The device was not encrypted, which means anybody who finds it can access the data easily.

FitzGerald said the doctor can't definitively say whether the USB stick was left the hospital or say for sure where he last saw it.

"We just don't know that," she said, adding the hospital does not have any evidence the information has been found or used inappropriately.

FitzGerald said staff will undertake a full review of the incident. In the meantime, she has directed staff to stop using unencrypted information storage devices. She confirmed it is "inconsistent" with hospital policy to store and transfer medical data on such tools.

The territorial Health Information Act, passed in March, obligates Department of Health and Social Services (HSS) employees to take administrative and technical safeguards for the protection of patients' health information. Failing to comply with the act is an offense punishable by a fine of up to $50,000.

However, this doctor can not be held accountable under the act because, according to Keenan-Bengts, it won't be fully implemented until sometime next year.

"There is still a lot of work to be done including education," she said.

"Is this a situation where discipline should be meted out? Yes. That said, this is not one of those instances where it was deliberately done - it was a mistake."

FitzGerald said Stanton Health Authority will also conduct an internal review of the incident.
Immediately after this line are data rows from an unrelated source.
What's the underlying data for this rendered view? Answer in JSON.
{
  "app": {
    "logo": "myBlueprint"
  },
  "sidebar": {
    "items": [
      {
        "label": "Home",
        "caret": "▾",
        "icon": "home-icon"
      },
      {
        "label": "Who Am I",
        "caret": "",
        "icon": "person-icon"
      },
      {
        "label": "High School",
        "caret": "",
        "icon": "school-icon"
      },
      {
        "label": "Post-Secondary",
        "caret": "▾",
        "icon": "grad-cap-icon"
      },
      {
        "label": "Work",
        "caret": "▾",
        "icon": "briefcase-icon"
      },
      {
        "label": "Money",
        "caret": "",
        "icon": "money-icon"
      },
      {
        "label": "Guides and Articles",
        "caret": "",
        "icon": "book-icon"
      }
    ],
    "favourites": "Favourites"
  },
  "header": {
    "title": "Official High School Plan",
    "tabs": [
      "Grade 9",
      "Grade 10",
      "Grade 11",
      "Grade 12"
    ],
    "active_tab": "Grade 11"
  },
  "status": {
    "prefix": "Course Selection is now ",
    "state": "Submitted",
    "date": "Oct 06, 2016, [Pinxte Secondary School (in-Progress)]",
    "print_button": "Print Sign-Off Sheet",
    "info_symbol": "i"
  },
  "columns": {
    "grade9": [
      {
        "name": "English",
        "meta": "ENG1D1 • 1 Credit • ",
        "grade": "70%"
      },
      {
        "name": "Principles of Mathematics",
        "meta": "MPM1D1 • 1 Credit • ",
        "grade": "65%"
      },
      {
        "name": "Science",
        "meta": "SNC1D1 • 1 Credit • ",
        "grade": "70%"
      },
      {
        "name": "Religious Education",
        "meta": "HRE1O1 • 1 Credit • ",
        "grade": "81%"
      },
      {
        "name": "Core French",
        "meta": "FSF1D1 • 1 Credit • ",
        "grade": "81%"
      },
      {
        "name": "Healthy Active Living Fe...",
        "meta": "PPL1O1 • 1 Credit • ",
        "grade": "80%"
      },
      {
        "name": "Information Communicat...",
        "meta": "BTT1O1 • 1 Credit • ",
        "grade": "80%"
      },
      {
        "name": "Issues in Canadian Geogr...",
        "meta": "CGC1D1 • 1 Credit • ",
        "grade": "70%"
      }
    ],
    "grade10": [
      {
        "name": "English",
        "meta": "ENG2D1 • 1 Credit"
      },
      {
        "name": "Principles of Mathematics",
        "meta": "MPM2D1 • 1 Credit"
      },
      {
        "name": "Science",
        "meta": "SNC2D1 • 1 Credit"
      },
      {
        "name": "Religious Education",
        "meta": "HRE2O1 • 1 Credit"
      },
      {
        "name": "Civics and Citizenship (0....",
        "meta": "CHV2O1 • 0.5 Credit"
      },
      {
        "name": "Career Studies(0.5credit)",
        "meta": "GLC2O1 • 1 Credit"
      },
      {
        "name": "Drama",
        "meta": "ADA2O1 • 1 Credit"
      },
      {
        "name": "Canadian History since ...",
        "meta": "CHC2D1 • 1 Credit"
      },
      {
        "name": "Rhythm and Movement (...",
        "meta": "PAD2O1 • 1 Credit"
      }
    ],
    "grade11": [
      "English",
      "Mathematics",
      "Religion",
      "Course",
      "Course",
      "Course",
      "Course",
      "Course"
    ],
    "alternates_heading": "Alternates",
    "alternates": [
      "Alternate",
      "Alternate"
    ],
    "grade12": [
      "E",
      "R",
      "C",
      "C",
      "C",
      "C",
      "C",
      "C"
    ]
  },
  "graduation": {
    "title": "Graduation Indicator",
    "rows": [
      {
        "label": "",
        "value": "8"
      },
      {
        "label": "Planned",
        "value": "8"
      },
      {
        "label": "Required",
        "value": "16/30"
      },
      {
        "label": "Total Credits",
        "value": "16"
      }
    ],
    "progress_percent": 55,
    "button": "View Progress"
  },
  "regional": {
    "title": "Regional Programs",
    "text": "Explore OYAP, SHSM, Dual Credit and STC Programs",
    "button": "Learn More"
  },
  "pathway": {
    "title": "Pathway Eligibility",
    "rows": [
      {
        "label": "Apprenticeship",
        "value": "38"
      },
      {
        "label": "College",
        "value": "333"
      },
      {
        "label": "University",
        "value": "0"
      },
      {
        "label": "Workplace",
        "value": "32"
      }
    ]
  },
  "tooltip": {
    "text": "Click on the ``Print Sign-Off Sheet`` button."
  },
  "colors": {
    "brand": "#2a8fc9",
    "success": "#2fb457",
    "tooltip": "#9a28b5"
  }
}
"The review includes a look at compliance to policy and procedures and other elements as well," she said.

"We will take appropriate action in follow up to that, but we also took immediate action as soon as this situation was discovered."

The immediate action taken by the hospital included announcing the privacy breach publicly on Nov. 27.

The people whose names, dates of birth and health care numbers have been compromised visited the hospital at least five years ago.

This could make the process of informing them complicated, FitzGerald acknowledged.

"That is something we are working on," she said.

"We will make every effort to contact these individuals."

The patients whose information was lost are from throughout NWT, as well as the Kitikmeot region of Nunavut.

FitzGerald said their information was taken from the hospital's computer system and put on a the USB drive because the hospital is in the process of archiving files.

The 52 consult letters added by the doctor who lost the USB are recent and belong to active patients of the hospital.

This is not the first time NWT resident's health information has been lost.

Earlier this year, HSS staff at an Inuvik office mailed 196 health care cards to wrong addresses. Eighty six of those cards are still missing.

The department maintains this was an isolated incident and has committed to monitoring the cards for one year for any suspicious activity.

In a recent interview with Yellowknifer, Daniel Williams, senior call-taker supervisor at the Canadian Anti-Fraud Centre, said it's possible to commit identity fraud with a stolen health card and advised anyone whose card is missing to immediately call the RCMP to report it stolen.

"If you lost a health card, it could absolutely be bad for you," he said.

"It's very important to report it to the local police and the agency that issued the card so they can get it on file."

Identity theft is the "most massive" form of fraud affecting North America, said Williams.

In her annual report for 2012-2013, Keenan-Bengts wrote that year was the "year of health privacy concerns." She made a total of seven recommendations to HSS focusing on the collection, use or disclosure of health information in her report.

Keenan-Bengts told Yellowknifer she believes this incident will be a "wake-up" call for Stanton Territorial Health Authority.

"I've said it before and I'll say it again - once privacy has been breached it's been breached," she said.

"There's nothing they can do to undo what's been done. The USB is lost."

Keenan-Bengts said she expects to publicly release a final report from her investigation in the next several months.

Whether or not the health authority will make its internal review available to the public will be decided as part of that investigation.